Was der Film aber enthält, sind eine große Menge mal mehr, mal weniger nackter Frauen, die stets wie Einweghandtücher benutzt werden. Die stets ausgetauscht, weggeworfen werden. Diese Frauen durften im Drehbuch bleiben, sie bevölkern große Teile des Filmes. Dee Barnes und Michel'le sind aber nur unwichtige Fußnoten in der Geschichte N.W.A.s, schlechte Erinnerungen an Zeiten, in denen man Mist gebaut hat. Oder besser: Schlechte Zeiten, in denen man Mist gebaut hat und damit nicht durchkam. Denn Dre hat sich jetzt erst halbherzig entschuldigt , als es nicht mehr anders ging, weil diese revisionistische Version seines Bio-Pics genau das Gegenteil gebracht hat: das Unter-den-Teppich-Kehren hat erst recht darauf aufmerksam gemacht.

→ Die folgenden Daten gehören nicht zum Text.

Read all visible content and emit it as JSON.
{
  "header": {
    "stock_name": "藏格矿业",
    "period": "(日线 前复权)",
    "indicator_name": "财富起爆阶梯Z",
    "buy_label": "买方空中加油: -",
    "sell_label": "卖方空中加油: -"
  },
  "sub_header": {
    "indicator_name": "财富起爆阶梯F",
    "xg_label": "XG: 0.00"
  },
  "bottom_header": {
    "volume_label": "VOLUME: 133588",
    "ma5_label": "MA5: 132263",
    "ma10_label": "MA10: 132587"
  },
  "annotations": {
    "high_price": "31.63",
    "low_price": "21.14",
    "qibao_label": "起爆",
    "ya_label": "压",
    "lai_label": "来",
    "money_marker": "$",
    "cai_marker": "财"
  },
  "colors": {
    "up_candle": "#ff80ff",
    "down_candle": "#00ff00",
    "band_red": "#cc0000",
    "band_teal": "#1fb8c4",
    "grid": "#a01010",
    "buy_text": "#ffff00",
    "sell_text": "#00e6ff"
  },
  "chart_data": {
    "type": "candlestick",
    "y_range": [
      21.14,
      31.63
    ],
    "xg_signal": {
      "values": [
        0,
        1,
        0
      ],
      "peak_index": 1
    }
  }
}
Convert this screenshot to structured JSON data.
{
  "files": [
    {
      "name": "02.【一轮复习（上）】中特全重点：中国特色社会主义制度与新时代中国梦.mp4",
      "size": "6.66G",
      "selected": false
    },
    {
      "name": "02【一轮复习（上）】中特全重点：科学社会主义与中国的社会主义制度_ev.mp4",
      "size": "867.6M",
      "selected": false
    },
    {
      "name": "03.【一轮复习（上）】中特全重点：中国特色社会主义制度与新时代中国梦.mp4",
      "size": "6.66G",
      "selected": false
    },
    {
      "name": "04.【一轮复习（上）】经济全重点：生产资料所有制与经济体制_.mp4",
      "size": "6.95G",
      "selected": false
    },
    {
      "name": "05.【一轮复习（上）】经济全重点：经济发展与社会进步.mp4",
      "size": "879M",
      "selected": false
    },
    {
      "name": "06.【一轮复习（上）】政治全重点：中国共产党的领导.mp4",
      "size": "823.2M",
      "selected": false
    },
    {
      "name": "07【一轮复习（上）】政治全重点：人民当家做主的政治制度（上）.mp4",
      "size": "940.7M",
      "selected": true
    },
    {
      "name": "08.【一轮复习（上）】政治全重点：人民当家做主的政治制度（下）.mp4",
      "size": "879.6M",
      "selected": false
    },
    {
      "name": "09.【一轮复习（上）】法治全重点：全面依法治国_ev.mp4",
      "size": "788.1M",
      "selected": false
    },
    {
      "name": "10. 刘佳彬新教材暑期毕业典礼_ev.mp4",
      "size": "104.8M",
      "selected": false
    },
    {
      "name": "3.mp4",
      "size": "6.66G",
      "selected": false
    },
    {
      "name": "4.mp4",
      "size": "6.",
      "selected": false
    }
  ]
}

Was sich hier an Straight Outta Compton perfekt mitverfolgen lässt, ist aber viel mehr als nur ein Einzelfall. Das ist Teil eines Systems in dem Frauenfeindlichkeit durch monetäre Interessen und Machtstrukturen innerhalb der Unterhaltungsindustrie gedeckt werden. Es ist relativ einfach:

Ab einem bestimmten Punkt von Ruhm als Künstler hat man nicht nur einen Haufen Schotter, sondern auch genügend Einfluss und Leute, die davon etwas abhaben wollen, so dass man sich eine relativ gute Machtstruktur aufbauen kann. Dr. Dre ist, was das angeht, sehr talentiert. Wenn man also einmal an diesem Punkt angekommen ist, kann man (fast) alles machen, was man will, denn das System selbst wird einen schützen und aushelfen, soweit es nur geht. Und genau das ist hier der Fall. Als Dre Dee Barnes würgte und schlug, war er längst einer der ganz Großen. Und so wurde ihr Fall schnell abgewickelt, das Ganze außergerichtlich mit Geld geklärt und ab da ignoriert. Die anderen Frauen wurden ebenso abgehandelt oder gleich mundtot gemacht. In Barnes Fall ging es aber sogar weiter. Dre ließ sie wohl auf eine "schwarze Liste" setzen, so dass sie nie wieder Fuß in der Unterhaltungsindustrie fassen konnte.

Was ihr blieb, war ein bisschen Geld und chronische bleibende Schmerzen. Und Dre? Er hatte keinerlei Auswirkungen auf seine Karriere. Und auch das jetzt erneute Aufkochen dieser Fälle wird keine Auswirkungen haben. Weder auf ihn persönlich (sein neuer Arbeitgeber Apple hat schon gesagt, dass sie zu ihm stehen), noch auf den Film. Dieser hat in den USA gerade sehr solide 26 Millionen eingespielt.

Also, geht doch. Alles kein Problem. Man darf nur nicht übertreiben, wie Bill Cosby.